Despite both mood induction procedures (negative through film and positive through images) being equally effective for older and younger adults, we found age-related differences in affect. The older adults scored higher on positive affect and lower on negative affect than their younger counterparts. These results are consistent with the premises of the socioemotional selectivity theory (Carstensen et al., 1999), which holds that, with age, people focus more on short-term emotion regulation goals, optimising their affective state, and prioritising strategies that enhance positive feelings in the present moment, while decreasing negative feelings.

The main limitation of the present study is the higher number of female participants in both age groups, which meant we were unable to analyse possible gender differences. For this reason, future studies should aim to obtain homogeneous samples in terms of gender and analyse their possible differences. Another limitation lies in no information having been collected on the characteristics of the personal photographs (e.g., type of event, people in the image, their emotional expression, colour of the image, etc.). In this sense, it would be useful and interesting for future studies to gather such information in order to improve the objective selection of the photographs that are most effective in inducing positive emotions.

In addition, future studies should assess the presence of attachment figures in the case of personal photographs, as well as attachment to different places, as these could be important elements of the emotional impact of the memory. It would also be useful for future studies to include the age of the person in each of the memories evoked in order to study possible effects of the reminiscence bump, with this being especially interesting in the case of older adults. Finally, it would be useful for future studies to include a control group, in both age groups, to allow for unbiased comparison of the efficacy of the different autobiographical images.

Conclusions

Accessing personal memories is one of the most commonly used and effective methods in the field of mood induction. Hitherto, no study has compared three different types of images that could evoke specific positive autobiographical memories and thereby promote mood enhancement. Our findings lead us to suggest that IAPS images, place images and personal photographs can all trigger these types of memories and enhance an individual’s positive affect after a negative mood induction.

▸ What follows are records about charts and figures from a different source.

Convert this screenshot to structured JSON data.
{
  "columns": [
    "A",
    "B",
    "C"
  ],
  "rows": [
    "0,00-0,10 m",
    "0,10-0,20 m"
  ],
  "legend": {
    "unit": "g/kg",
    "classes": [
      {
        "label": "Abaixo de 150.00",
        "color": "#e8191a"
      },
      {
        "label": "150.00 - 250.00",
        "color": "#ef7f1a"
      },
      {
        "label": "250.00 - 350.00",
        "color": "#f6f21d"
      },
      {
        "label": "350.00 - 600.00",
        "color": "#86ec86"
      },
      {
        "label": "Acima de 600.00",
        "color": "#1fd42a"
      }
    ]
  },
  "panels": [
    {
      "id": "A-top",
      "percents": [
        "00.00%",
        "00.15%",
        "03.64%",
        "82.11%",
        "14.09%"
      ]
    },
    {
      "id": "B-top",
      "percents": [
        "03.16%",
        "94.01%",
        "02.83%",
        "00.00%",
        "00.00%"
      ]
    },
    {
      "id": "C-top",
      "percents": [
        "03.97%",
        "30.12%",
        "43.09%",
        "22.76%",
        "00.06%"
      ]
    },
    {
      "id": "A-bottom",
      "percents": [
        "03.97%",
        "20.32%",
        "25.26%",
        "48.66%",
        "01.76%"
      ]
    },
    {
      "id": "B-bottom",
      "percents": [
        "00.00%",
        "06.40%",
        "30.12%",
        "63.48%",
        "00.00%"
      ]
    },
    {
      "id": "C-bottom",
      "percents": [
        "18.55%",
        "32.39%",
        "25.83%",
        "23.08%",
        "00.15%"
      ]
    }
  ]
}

It is worth highlighting the different effectiveness of the images as regards the decrease in negative affect according to the age group. In the case of young adults, personal photographs show the greatest effectiveness, while in the group of older adults the most effective are the images taken from the IAPS. In the latter case and considering that older adults do not always have sufficient personal photographs or are unable to easily access them, the use of standardised images would be an effective alternative. In the light of our results, the different types of images could be incorporated as elements in therapeutic interventions designed to improve mood in both young and old individuals. The use of images in therapy may allow for easier retrieval of personal memories, as well as the thoughts, feelings and emotions associated with them, access to which might be more difficult using verbal cues alone.